1. The conflict between tradition and change (village versus city). Much of Nnu Ego's suffering springs from the clash between the traditional Igbo values she was raised with and the harsh realities of colonial Lagos. In Ibuza, motherhood, farming and communal support give a woman worth and security. In the city, money rules, husbands earn wages washing white men's clothes, and the old certainties fail. Nnu Ego clings to the belief that many children guarantee honour and care in old age, only to find that urban poverty and westernisation betray that expectation. This tension between inherited ideals and modern conditions underlies her whole tragedy.
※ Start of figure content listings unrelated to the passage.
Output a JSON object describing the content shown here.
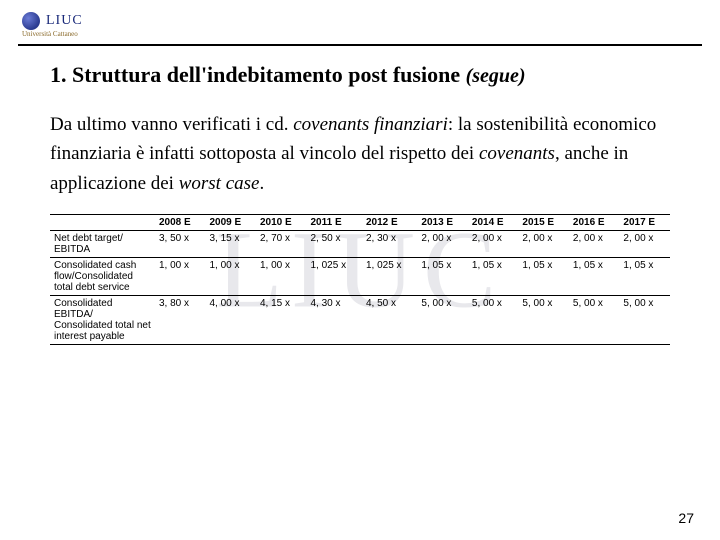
{
  "logo": {
    "text": "LIUC",
    "subtitle": "Università Cattaneo"
  },
  "watermark": "LIUC",
  "title": {
    "main": "1. Struttura dell'indebitamento post fusione",
    "suffix": "(segue)"
  },
  "paragraph": {
    "p1": "Da ultimo vanno verificati i cd. ",
    "em1": "covenants finanziari",
    "p2": ": la sostenibilità economico finanziaria è infatti sottoposta al vincolo del rispetto dei ",
    "em2": "covenants",
    "p3": ", anche in applicazione dei ",
    "em3": "worst case",
    "p4": "."
  },
  "table": {
    "columns": [
      "2008 E",
      "2009 E",
      "2010 E",
      "2011 E",
      "2012 E",
      "2013 E",
      "2014 E",
      "2015 E",
      "2016 E",
      "2017 E"
    ],
    "rows": [
      {
        "label": "Net debt target/ EBITDA",
        "values": [
          "3, 50 x",
          "3, 15 x",
          "2, 70 x",
          "2, 50 x",
          "2, 30 x",
          "2, 00 x",
          "2, 00 x",
          "2, 00 x",
          "2, 00 x",
          "2, 00 x"
        ]
      },
      {
        "label": "Consolidated cash flow/Consolidated total debt service",
        "values": [
          "1, 00 x",
          "1, 00 x",
          "1, 00 x",
          "1, 025 x",
          "1, 025 x",
          "1, 05 x",
          "1, 05 x",
          "1, 05 x",
          "1, 05 x",
          "1, 05 x"
        ]
      },
      {
        "label": "Consolidated EBITDA/ Consolidated total net interest payable",
        "values": [
          "3, 80 x",
          "4, 00 x",
          "4, 15 x",
          "4, 30 x",
          "4, 50 x",
          "5, 00 x",
          "5, 00 x",
          "5, 00 x",
          "5, 00 x",
          "5, 00 x"
        ]
      }
    ]
  },
  "pageNumber": "27"
}
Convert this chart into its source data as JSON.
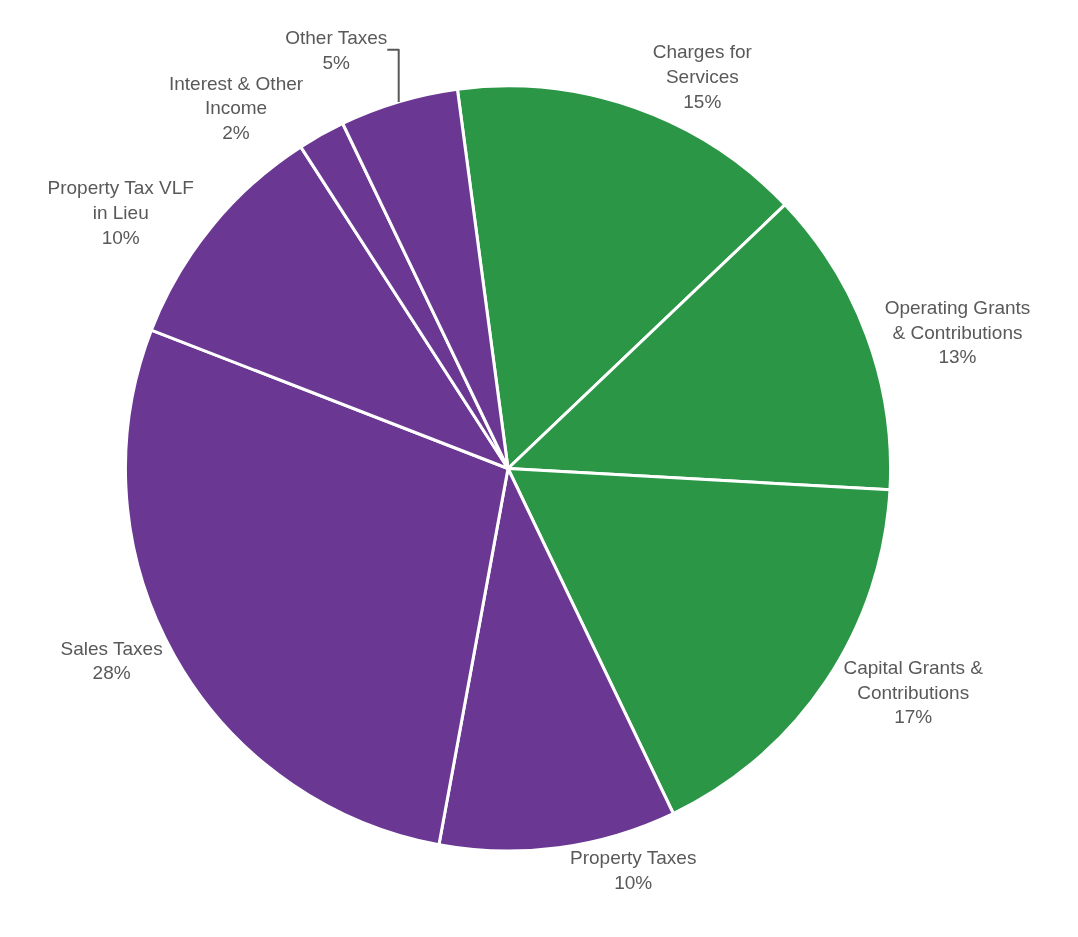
{
  "chart_data": {
    "type": "pie",
    "categories": [
      "Charges for Services",
      "Operating Grants & Contributions",
      "Capital Grants & Contributions",
      "Property Taxes",
      "Sales Taxes",
      "Property Tax VLF in Lieu",
      "Interest & Other Income",
      "Other Taxes"
    ],
    "values": [
      15,
      13,
      17,
      10,
      28,
      10,
      2,
      5
    ],
    "value_labels": [
      "15%",
      "13%",
      "17%",
      "10%",
      "28%",
      "10%",
      "2%",
      "5%"
    ],
    "colors": [
      "#2a9646",
      "#2a9646",
      "#2a9646",
      "#6a3893",
      "#6a3893",
      "#6a3893",
      "#6a3893",
      "#6a3893"
    ],
    "legend": false
  }
}
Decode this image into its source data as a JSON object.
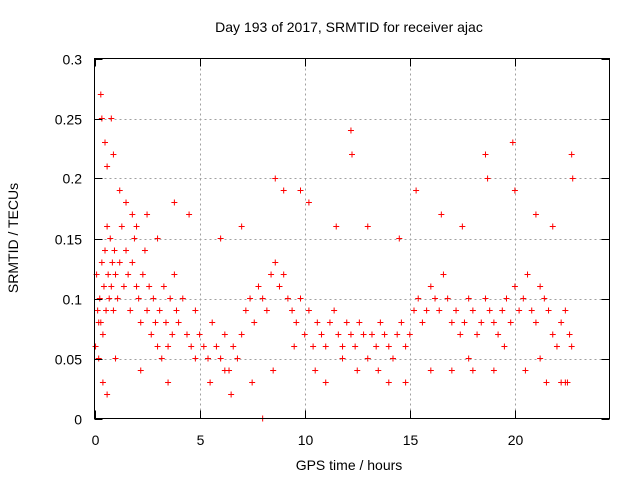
{
  "chart_data": {
    "type": "scatter",
    "title": "Day 193 of 2017, SRMTID for receiver ajac",
    "xlabel": "GPS time / hours",
    "ylabel": "SRMTID / TECUs",
    "xlim": [
      0,
      24.5
    ],
    "ylim": [
      0,
      0.3
    ],
    "xticks": [
      0,
      5,
      10,
      15,
      20
    ],
    "xtick_labels": [
      "0",
      "5",
      "10",
      "15",
      "20"
    ],
    "yticks": [
      0,
      0.05,
      0.1,
      0.15,
      0.2,
      0.25,
      0.3
    ],
    "ytick_labels": [
      "0",
      "0.05",
      "0.1",
      "0.15",
      "0.2",
      "0.25",
      "0.3"
    ],
    "grid": true,
    "marker": "+",
    "color": "#ff0000",
    "series": [
      {
        "name": "SRMTID",
        "x": [
          0.05,
          0.1,
          0.15,
          0.2,
          0.25,
          0.3,
          0.35,
          0.4,
          0.45,
          0.5,
          0.55,
          0.6,
          0.65,
          0.7,
          0.75,
          0.8,
          0.85,
          0.9,
          0.95,
          1.0,
          1.1,
          1.2,
          1.3,
          1.4,
          1.5,
          1.6,
          1.7,
          1.8,
          1.9,
          2.0,
          2.1,
          2.2,
          2.3,
          2.4,
          2.5,
          2.6,
          2.7,
          2.8,
          2.9,
          3.0,
          3.1,
          3.2,
          3.3,
          3.4,
          3.5,
          3.6,
          3.7,
          3.8,
          3.9,
          4.0,
          4.2,
          4.4,
          4.6,
          4.8,
          5.0,
          5.2,
          5.4,
          5.6,
          5.8,
          6.0,
          6.2,
          6.4,
          6.6,
          6.8,
          7.0,
          7.2,
          7.4,
          7.6,
          7.8,
          8.0,
          8.2,
          8.4,
          8.6,
          8.8,
          9.0,
          9.2,
          9.4,
          9.6,
          9.8,
          10.0,
          10.2,
          10.4,
          10.6,
          10.8,
          11.0,
          11.2,
          11.4,
          11.6,
          11.8,
          12.0,
          12.2,
          12.4,
          12.6,
          12.8,
          13.0,
          13.2,
          13.4,
          13.6,
          13.8,
          14.0,
          14.2,
          14.4,
          14.6,
          14.8,
          15.0,
          15.2,
          15.4,
          15.6,
          15.8,
          16.0,
          16.2,
          16.4,
          16.6,
          16.8,
          17.0,
          17.2,
          17.4,
          17.6,
          17.8,
          18.0,
          18.2,
          18.4,
          18.6,
          18.8,
          19.0,
          19.2,
          19.4,
          19.6,
          19.8,
          20.0,
          20.2,
          20.4,
          20.6,
          20.8,
          21.0,
          21.2,
          21.4,
          21.6,
          21.8,
          22.0,
          22.2,
          22.4,
          22.6,
          22.7,
          0.3,
          0.35,
          0.5,
          0.6,
          0.8,
          0.9,
          1.2,
          1.5,
          1.8,
          2.0,
          2.5,
          3.0,
          3.8,
          4.5,
          6.0,
          7.0,
          8.6,
          9.0,
          9.8,
          10.2,
          11.5,
          12.2,
          12.25,
          13.0,
          14.5,
          15.3,
          16.5,
          17.5,
          18.6,
          18.7,
          19.9,
          20.0,
          21.0,
          21.8,
          22.7,
          22.75,
          0.4,
          0.6,
          1.0,
          2.2,
          3.5,
          5.5,
          6.5,
          7.5,
          8.0,
          8.5,
          10.5,
          11.0,
          12.5,
          13.5,
          14.0,
          14.8,
          16.0,
          17.0,
          18.0,
          19.0,
          20.5,
          21.5,
          22.5,
          0.2,
          4.8,
          6.2,
          9.5,
          11.8,
          14.2,
          17.8,
          19.5,
          21.2,
          22.2,
          22.4
        ],
        "y": [
          0.06,
          0.12,
          0.09,
          0.05,
          0.1,
          0.08,
          0.13,
          0.07,
          0.11,
          0.14,
          0.09,
          0.16,
          0.12,
          0.1,
          0.15,
          0.11,
          0.13,
          0.09,
          0.14,
          0.12,
          0.1,
          0.13,
          0.16,
          0.11,
          0.14,
          0.12,
          0.09,
          0.13,
          0.15,
          0.11,
          0.1,
          0.08,
          0.12,
          0.14,
          0.09,
          0.11,
          0.07,
          0.1,
          0.08,
          0.06,
          0.09,
          0.05,
          0.11,
          0.08,
          0.06,
          0.1,
          0.07,
          0.12,
          0.09,
          0.08,
          0.1,
          0.07,
          0.06,
          0.09,
          0.07,
          0.06,
          0.05,
          0.08,
          0.06,
          0.05,
          0.07,
          0.04,
          0.06,
          0.05,
          0.07,
          0.09,
          0.1,
          0.08,
          0.11,
          0.1,
          0.09,
          0.12,
          0.13,
          0.11,
          0.12,
          0.1,
          0.09,
          0.08,
          0.1,
          0.07,
          0.09,
          0.06,
          0.08,
          0.07,
          0.06,
          0.08,
          0.09,
          0.07,
          0.06,
          0.08,
          0.07,
          0.06,
          0.08,
          0.07,
          0.05,
          0.07,
          0.06,
          0.08,
          0.07,
          0.06,
          0.05,
          0.07,
          0.08,
          0.06,
          0.07,
          0.09,
          0.1,
          0.08,
          0.09,
          0.11,
          0.1,
          0.09,
          0.12,
          0.1,
          0.08,
          0.09,
          0.07,
          0.08,
          0.1,
          0.09,
          0.07,
          0.08,
          0.1,
          0.09,
          0.08,
          0.07,
          0.09,
          0.1,
          0.08,
          0.11,
          0.09,
          0.1,
          0.12,
          0.09,
          0.08,
          0.11,
          0.1,
          0.09,
          0.07,
          0.06,
          0.08,
          0.09,
          0.07,
          0.06,
          0.27,
          0.25,
          0.23,
          0.21,
          0.25,
          0.22,
          0.19,
          0.18,
          0.17,
          0.16,
          0.17,
          0.15,
          0.18,
          0.17,
          0.15,
          0.16,
          0.2,
          0.19,
          0.19,
          0.18,
          0.16,
          0.24,
          0.22,
          0.16,
          0.15,
          0.19,
          0.17,
          0.16,
          0.22,
          0.2,
          0.23,
          0.19,
          0.17,
          0.16,
          0.22,
          0.2,
          0.03,
          0.02,
          0.05,
          0.04,
          0.03,
          0.03,
          0.02,
          0.03,
          0.0,
          0.04,
          0.04,
          0.03,
          0.04,
          0.04,
          0.03,
          0.03,
          0.04,
          0.04,
          0.04,
          0.04,
          0.04,
          0.03,
          0.03,
          0.08,
          0.05,
          0.04,
          0.06,
          0.05,
          0.05,
          0.05,
          0.06,
          0.05,
          0.03,
          0.03
        ]
      }
    ]
  }
}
2. The conflict between Nnu Ego and Nnaife (marital conflict). Nnu Ego's marriage to Nnaife is a source of continual friction. She is at first repelled by him, a soft, plump laundryman utterly unlike her ideal of a strong Ibuza man, and she resents his failure to provide. Their quarrels over money, over his taking a second wife, Adaku, and over the raising of the children expose the strains of polygamy and poverty. The rivalry between the co-wives Nnu Ego and Adaku adds a further domestic conflict within the same household.
3. The inner conflict of Nnu Ego over motherhood. Perhaps the deepest conflict is within Nnu Ego herself. She sacrifices everything, her comfort, her health, even her sense of self, for her children, believing they are her "joy" and her future security. Yet she is torn between this devotion and the growing realisation that her sacrifices go unrewarded: her sons pursue their own lives, one going abroad, and she dies alone by the roadside. The bitter gap between the promised "joys" of motherhood and its actual loneliness is the novel's central, ironic conflict.
Conclusion. Through these conflicts, tradition against modernity, wife against husband and co-wife, and the mother against her own thwarted hopes, Emecheta exposes the burdens placed on women and questions the very ideal of motherhood that the title ironically celebrates.